A 55m (180ft) high drilling rig has started working at the Eden Project as part of a geothermal power scheme.

The 450-tonne research rig is working to drill down 4.5km (2.8 miles) into granite to test potential power at the Cornwall site as part of a £17m scheme.

If successful, the scheme would use steam created from hot water found deep underground to power turbines and produce electricity.

The first phase of drilling will take about five months.

Once it reaches its target depth, and if tests are successful, another rig nearby would drill a hole of the same depth for producing electricity, bosses said.

Project leader Eden Geothermal Ltd secured £17m funding for the first phase from the European Regional Development Fund, Cornwall Council and investment trust GCP Infrastructure Investments.

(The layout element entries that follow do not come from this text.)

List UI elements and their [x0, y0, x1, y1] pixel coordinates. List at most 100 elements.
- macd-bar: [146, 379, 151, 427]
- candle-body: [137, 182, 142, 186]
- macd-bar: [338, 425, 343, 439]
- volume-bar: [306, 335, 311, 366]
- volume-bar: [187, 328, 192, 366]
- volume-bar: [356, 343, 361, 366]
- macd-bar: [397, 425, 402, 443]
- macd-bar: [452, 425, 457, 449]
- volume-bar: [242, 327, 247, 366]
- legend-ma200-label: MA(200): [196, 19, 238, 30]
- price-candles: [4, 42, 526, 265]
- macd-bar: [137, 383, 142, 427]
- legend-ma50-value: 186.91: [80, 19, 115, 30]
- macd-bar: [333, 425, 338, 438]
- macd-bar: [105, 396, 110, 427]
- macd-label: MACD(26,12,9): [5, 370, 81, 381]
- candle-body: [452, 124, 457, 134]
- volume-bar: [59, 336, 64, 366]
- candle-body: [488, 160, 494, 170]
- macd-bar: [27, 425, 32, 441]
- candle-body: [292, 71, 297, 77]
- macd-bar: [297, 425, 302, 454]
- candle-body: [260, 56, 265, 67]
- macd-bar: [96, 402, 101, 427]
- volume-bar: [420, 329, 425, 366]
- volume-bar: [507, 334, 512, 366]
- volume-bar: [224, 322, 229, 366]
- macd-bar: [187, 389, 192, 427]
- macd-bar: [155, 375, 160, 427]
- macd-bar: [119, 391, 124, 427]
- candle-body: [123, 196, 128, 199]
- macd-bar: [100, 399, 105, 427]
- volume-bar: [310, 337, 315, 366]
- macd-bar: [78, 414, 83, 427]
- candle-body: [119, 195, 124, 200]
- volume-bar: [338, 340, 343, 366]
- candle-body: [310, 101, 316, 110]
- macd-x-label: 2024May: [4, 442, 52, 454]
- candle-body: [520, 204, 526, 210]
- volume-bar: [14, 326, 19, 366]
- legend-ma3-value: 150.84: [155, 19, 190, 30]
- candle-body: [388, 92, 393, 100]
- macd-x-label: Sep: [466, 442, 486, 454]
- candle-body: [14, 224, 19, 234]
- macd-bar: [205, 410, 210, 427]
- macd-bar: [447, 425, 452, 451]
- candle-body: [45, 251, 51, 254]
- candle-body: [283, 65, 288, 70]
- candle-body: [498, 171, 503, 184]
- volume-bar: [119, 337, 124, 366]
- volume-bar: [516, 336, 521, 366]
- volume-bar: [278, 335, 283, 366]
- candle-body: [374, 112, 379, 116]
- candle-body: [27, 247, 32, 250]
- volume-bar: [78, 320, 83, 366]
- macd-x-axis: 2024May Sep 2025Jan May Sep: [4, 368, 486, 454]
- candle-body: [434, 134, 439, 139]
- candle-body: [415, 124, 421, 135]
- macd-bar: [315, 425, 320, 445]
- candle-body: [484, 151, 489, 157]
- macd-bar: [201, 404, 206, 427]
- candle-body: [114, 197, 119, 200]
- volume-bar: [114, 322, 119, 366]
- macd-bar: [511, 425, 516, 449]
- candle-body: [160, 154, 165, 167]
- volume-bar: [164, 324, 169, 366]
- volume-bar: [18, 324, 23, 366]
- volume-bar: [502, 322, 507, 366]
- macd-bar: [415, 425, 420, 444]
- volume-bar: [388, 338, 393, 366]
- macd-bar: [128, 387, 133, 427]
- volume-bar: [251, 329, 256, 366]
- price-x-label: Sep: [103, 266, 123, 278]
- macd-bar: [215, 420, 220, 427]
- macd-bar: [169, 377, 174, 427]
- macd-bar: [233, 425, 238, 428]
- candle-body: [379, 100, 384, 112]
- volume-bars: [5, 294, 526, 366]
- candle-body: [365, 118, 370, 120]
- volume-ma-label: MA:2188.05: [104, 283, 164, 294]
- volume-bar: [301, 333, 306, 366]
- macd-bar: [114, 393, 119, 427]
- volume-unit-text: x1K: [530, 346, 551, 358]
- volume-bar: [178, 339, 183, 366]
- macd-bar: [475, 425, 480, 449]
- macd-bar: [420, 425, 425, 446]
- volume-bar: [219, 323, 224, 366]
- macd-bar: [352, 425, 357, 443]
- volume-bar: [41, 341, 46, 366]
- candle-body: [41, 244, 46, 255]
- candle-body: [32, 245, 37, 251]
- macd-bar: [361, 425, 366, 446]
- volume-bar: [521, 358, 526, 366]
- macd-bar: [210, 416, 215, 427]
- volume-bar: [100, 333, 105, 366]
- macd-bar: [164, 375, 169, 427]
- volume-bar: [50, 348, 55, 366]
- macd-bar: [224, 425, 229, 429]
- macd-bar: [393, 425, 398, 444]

Eden Geothermal Ltd chairman Richard Day said it was "thrilling to hear the noise and see the drill bit going round" as work started.

He said: "It's taken a lot of preparation, but we've started now. It's great to see the activity and we're moving forward."

The second phase is due to use steam created from hot water found deep underground to power turbines producing electricity.

The Eden Project said "successfully completing the second phase" would generate enough power for it to become carbon zero by 2023.

The Eden scheme joins at least two other geothermal projects in Cornwall, including one at the United Downs site, near Redruth, and another which heats a swimming lido at Penzance.

The drilling has started on the same week the attraction reopened to visitors after the lifting of some coronavirus restrictions.